In her blog post on Creating Authentic Sustainability in Business and in a sustainability workshop she facilitated, Genevieve Taylor discussed the four “Realms” in an organization, a matrix developed by John Stayton and Christopher Peck based on Ken Wilbur’s work. Genevieve says, “I would posit that for a company to be authentically sustainable, it needs to have sustainability infused into each of these Realms.”

My natural inclination is the visual. I understand and remember concepts better when I see them, so I sketched the four realms, including tangible and metaphoric reference to human activity and planetary concerns within each. Here is my visual interpretation with descriptions following below:

Four Realms of the Organizational Landscape

In the INDIVIDUAL INTERNAL realm, we can go inward to our personal values, vision, beliefs, and thoughts, or we can express and display them publicly. Either way, the realm is ours to enrich and defend, to inhabit with our larger or smaller needs for planetary resources. We can give more or less access to this realm to others, opening or closing doors to self at our discretion. However, for a sustainable world, we still need to be accountable. I couldn’t help but notice this past Christmas season a house nearby so decked out with lights that it lit up the night. In this darkest of season, this good neighbor’s efforts to brighten our spirits can also be judged as a waste of electricty. The personal choices we make are influenced by the other three realms and by the people with whom we work, learn, play, and do business. We may have choices forced upon us—job loss, family crisis, or economic downturn—but how we respond is our own decision.

In the INDIVIDUAL EXTERNAL realm, we’re still close to home and personal values, but we’re in a more open or public domain. Whether going to a job or to school, volunteering or recreating, we are guided by our dreams and purposes and still, for the most part, we control our individual decisions, whether to plant a garden or laze away summer vacation. Again, the choices we make are influenced by the other three realms. From here, we oversee both of the individual realms and look out to the collective realms, but our vantage point is not as all encompassing as in the Collective External.

In the COLLECTIVE INTERNAL we’ve ventured beyond the individual realms. Our individual values and visions become part of the mix and may influence the collective values and organizational structure, but they are not absolute. As individuals, we’re accountable to the collective endeavors we choose to join through our work and associations. Here the corporate or nonprofit entity has a persona—a company may become known for its sustainable or unsustainable practices, may be perceived as an organization that values family and promotes social benefit or not. The “face,” personality, and character of the organization appears in the branding, messaging, bricks and mortar, products, advertising, etc. The organization has control, for the most part, of what it displays for public view. But because it is a corporate body inhabited by many human beings, privacy cannot be guaranteed, even for a private company. If there is “secret” behavior that compromises the expressed mission and values, it will most likely be found out and broadcast. Damage control will be needed. So it’s important that everyone in the organization is accountable for the enterprise’s purposes, practices, and behaviors. Accountability and honesty—”authentic” behavior— enable trust to be established within the corporation and with the world at large. Goodwill equity and all other corporate equity relies on that trust going forward.
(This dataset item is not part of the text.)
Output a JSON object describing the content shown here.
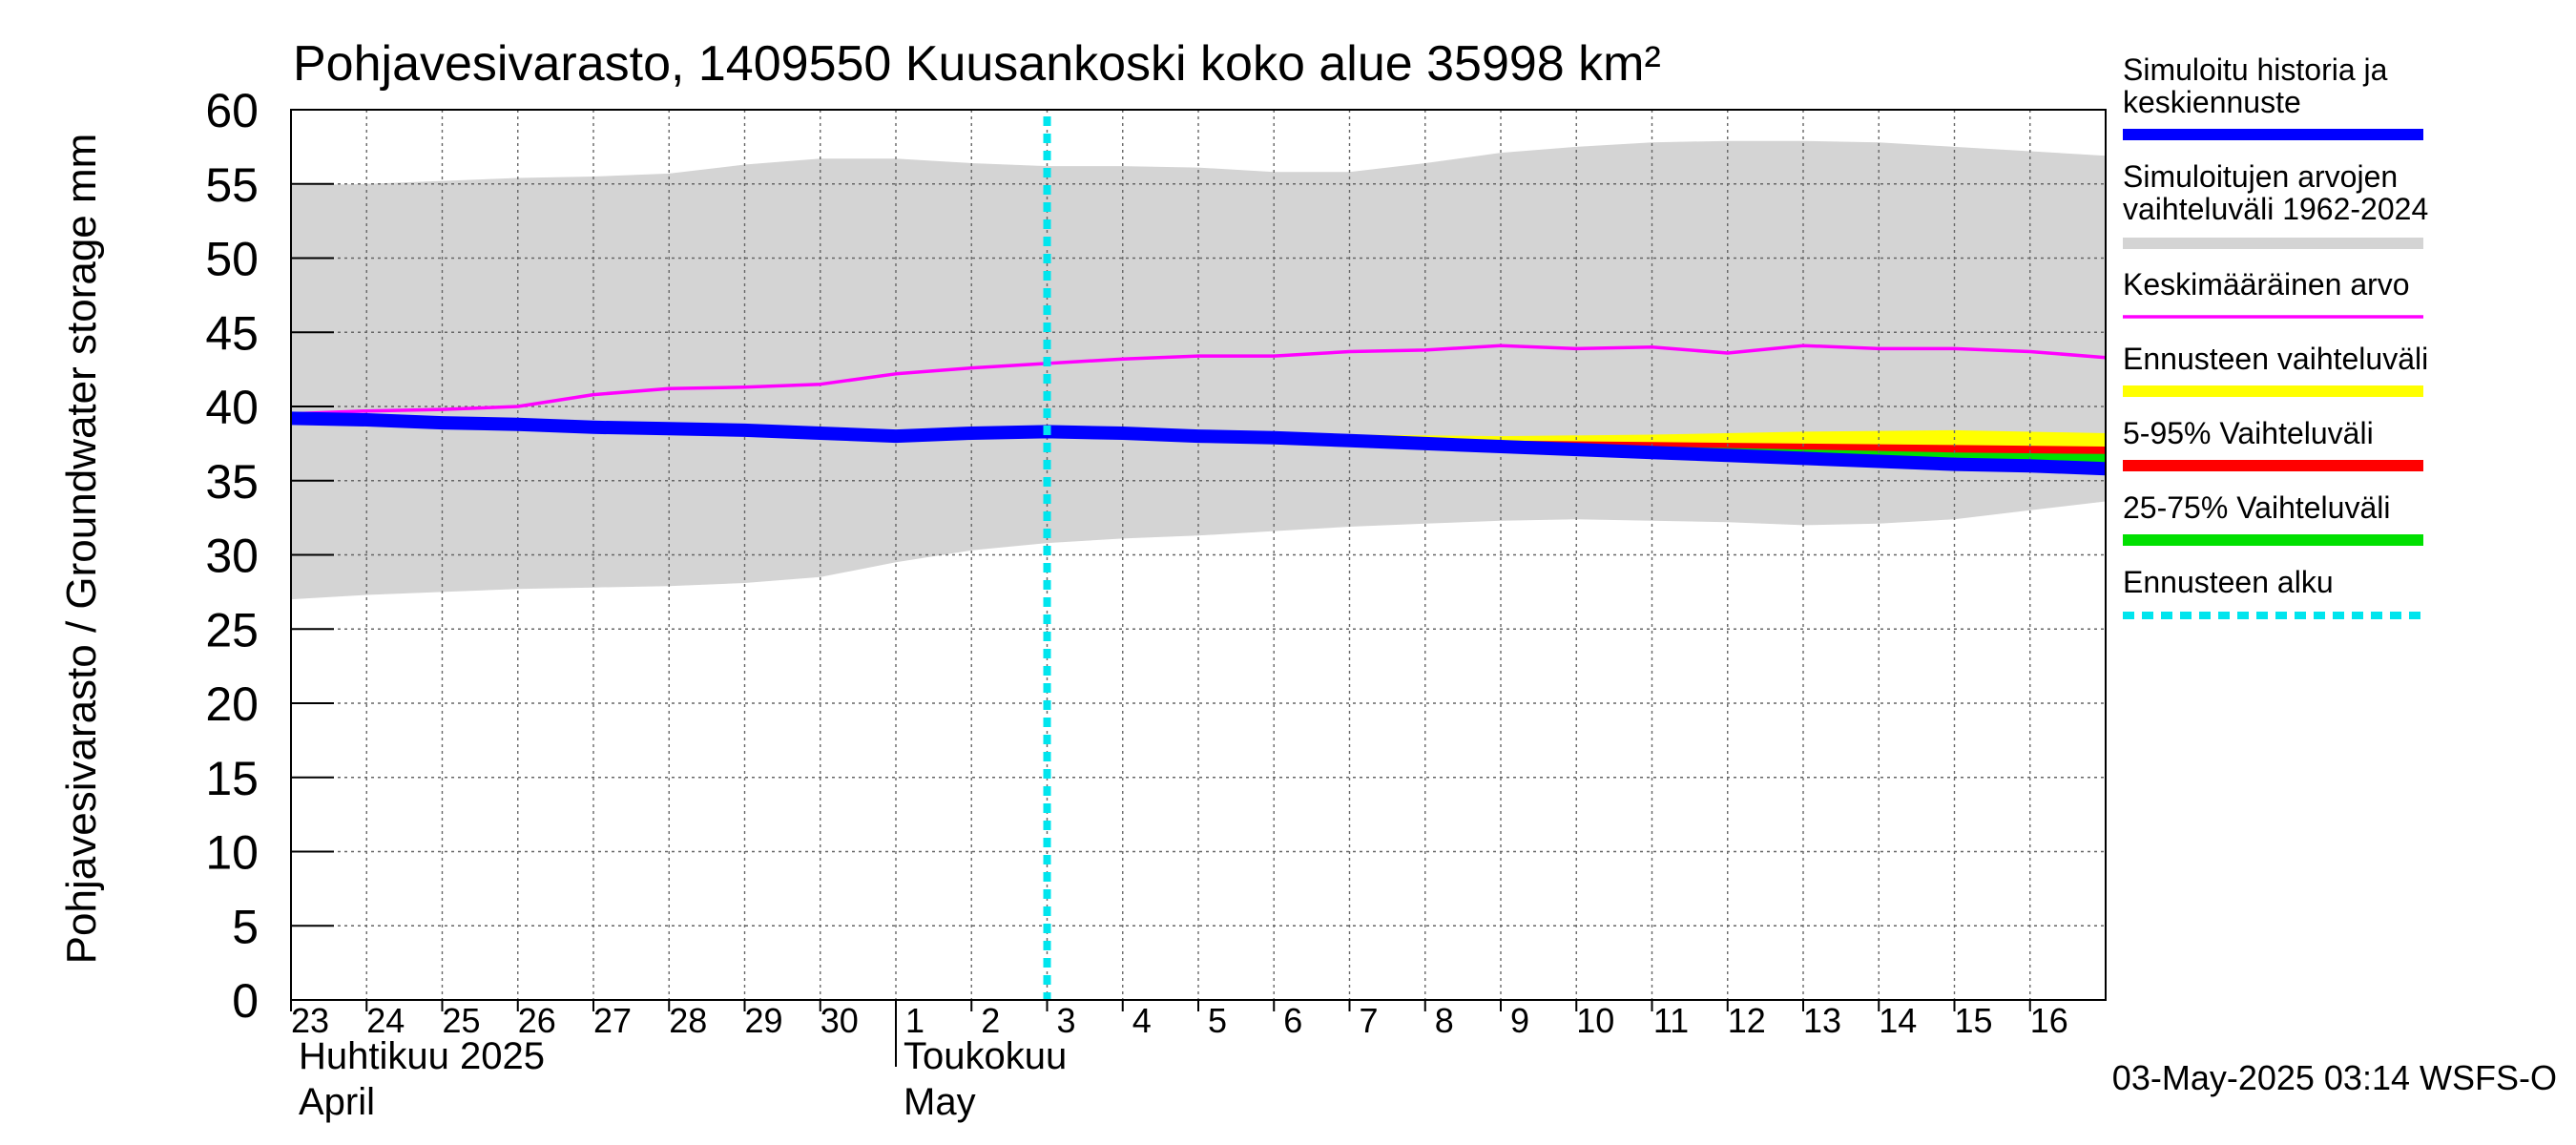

In the COLLECTIVE EXTERNAL, individuals have much less control, in most ways, than over individual internal and individual external decisions, yet we do have some control. As consumers and customers, we make choices. As suppliers and providers of services we make choices. As stakeholders sitting on boards or voting in elections, we make choices. In this realm, there is opportunity for broad outlook and overlook of how all the realms work together, where the paths intersect, and how various systems—natural, business, government—influence one another. As individuals, we connect with the collective external every day in all that we do. Its impact on our lives and future is profound; our contribution to it and stake in its well-being is of ultimate concern for us all.